In order for a tumor to grow and spread to other tissues, it must activate cellular programs to support growth as well as the ability of tumor cells to invade and become mobile. Oncogenes are genes that drive this kind of activity and cause a tumor cell to become malignant. The research team of Drs. Graveel, Tsarfaty, and Vande Woude are conducting studies focused on an oncogene called MET in advanced breast cancers.
Full Research Summary
For a tumor to spread (a process called metastasis), tumor cells must be able to break through tissue barriers, enter the circulation, and become established in a new site. To achieve these steps, a tumor cell must acquire unique physical and molecular properties. This often involves the activation of a gene that is normally not active in adult tissue. The MET gene is one example. MET gene expression changes the properties of cancer cells and allows them to spread more easily.
The research team of Drs. Graveel, Tsarfaty, and Vande Woude use a combination of novel imaging techniques and mathematical models to study how MET influences breast cancer metastasis, metabolism, and drug resistance in HER2+ and triple negative breast cancers. Their recent studies have identified potential combination approaches that could reduce drug resistance and prevent metastasis in these diseases.
In the coming year, the international research team will continue to leverage the unique models to identify and characterize the modifier genes that promote MET-mediated tumorigenicity and further explore the potential of MET inhibitors in aggressive breast cancers that are resistant to other therapies.

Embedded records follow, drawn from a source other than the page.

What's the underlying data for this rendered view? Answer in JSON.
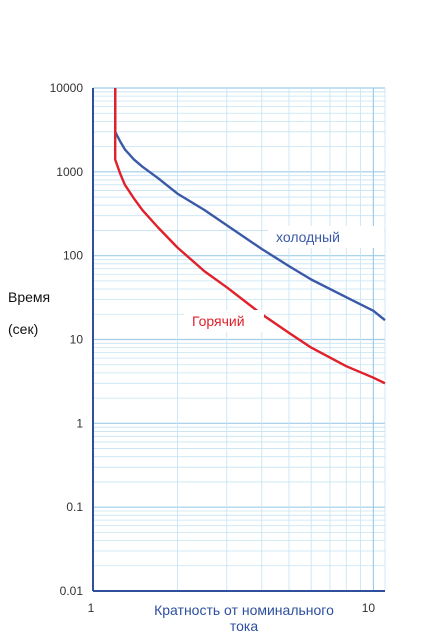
{
  "chart_data": {
    "type": "line",
    "title": "",
    "xscale": "log",
    "yscale": "log",
    "xlim": [
      1,
      11
    ],
    "ylim": [
      0.01,
      10000
    ],
    "grid": true,
    "x_ticks": [
      {
        "value": 1,
        "label": "1"
      },
      {
        "value": 10,
        "label": "10"
      }
    ],
    "y_ticks": [
      {
        "value": 10000,
        "label": "10000"
      },
      {
        "value": 1000,
        "label": "1000"
      },
      {
        "value": 100,
        "label": "100"
      },
      {
        "value": 10,
        "label": "10"
      },
      {
        "value": 1,
        "label": "1"
      },
      {
        "value": 0.1,
        "label": "0.1"
      },
      {
        "value": 0.01,
        "label": "0.01"
      }
    ],
    "xlabel_lines": [
      "Кратность от номинального",
      "тока"
    ],
    "ylabel_lines": [
      "Время",
      "(сек)"
    ],
    "series": [
      {
        "name": "холодный",
        "color": "#3a5aa8",
        "x": [
          1.2,
          1.2,
          1.25,
          1.3,
          1.4,
          1.5,
          1.7,
          2,
          2.5,
          3,
          4,
          5,
          6,
          8,
          10,
          11
        ],
        "y": [
          10000,
          3000,
          2300,
          1850,
          1400,
          1150,
          850,
          550,
          350,
          230,
          120,
          75,
          52,
          32,
          22,
          17
        ]
      },
      {
        "name": "Горячий",
        "color": "#e0202a",
        "x": [
          1.2,
          1.2,
          1.25,
          1.3,
          1.4,
          1.5,
          1.7,
          2,
          2.5,
          3,
          4,
          5,
          6,
          8,
          10,
          11
        ],
        "y": [
          10000,
          1400,
          950,
          700,
          480,
          350,
          220,
          125,
          65,
          42,
          20,
          12,
          8,
          4.8,
          3.5,
          3
        ]
      }
    ]
  }
}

Overall, these studies will provide new insights into the genes that influence breast cancer initiation and progression and identify potential prognostic signatures in patients who are responsive to MET-targeted therapies, and lead to the development of novel combination therapies.
Dr. Carrie R. Graveel earned her PhD. in Cellular and Molecular Biology from the University of Wisconsin-Madison in 2002. She then served as a postdoctoral fellow in the laboratory of Dr. George Vande Woude at Van Andel Research Institute (VARI) from 2002-2007. In 2007, Dr. Graveel became a Research Scientist and in 2010 was promoted to Senior Research Scientist. In 2011, Dr. Graveel became an Instructor in the VAI Graduate School and in 2013 was named a Research Assistant Professor in VARI. Dr. Graveel’s work was the first to determine that a mutationally activated receptor tyrosine kinase (MET) can induce diverse tumors in vivo. In 2009, she was the first to demonstrate that the MET oncogene plays a critical role in triple-negative breast cancer and may be an attractive target for clinical treatment. Recently, her laboratory demonstrated that MET may play a role in therapeutic resistance of HER2+ breast cancers. Currently, her work focuses on how receptor tyrosine kinase signaling networks drive tumor progression and can be leveraged to develop effective therapeutic strategies for triple-negative breast cancer patients.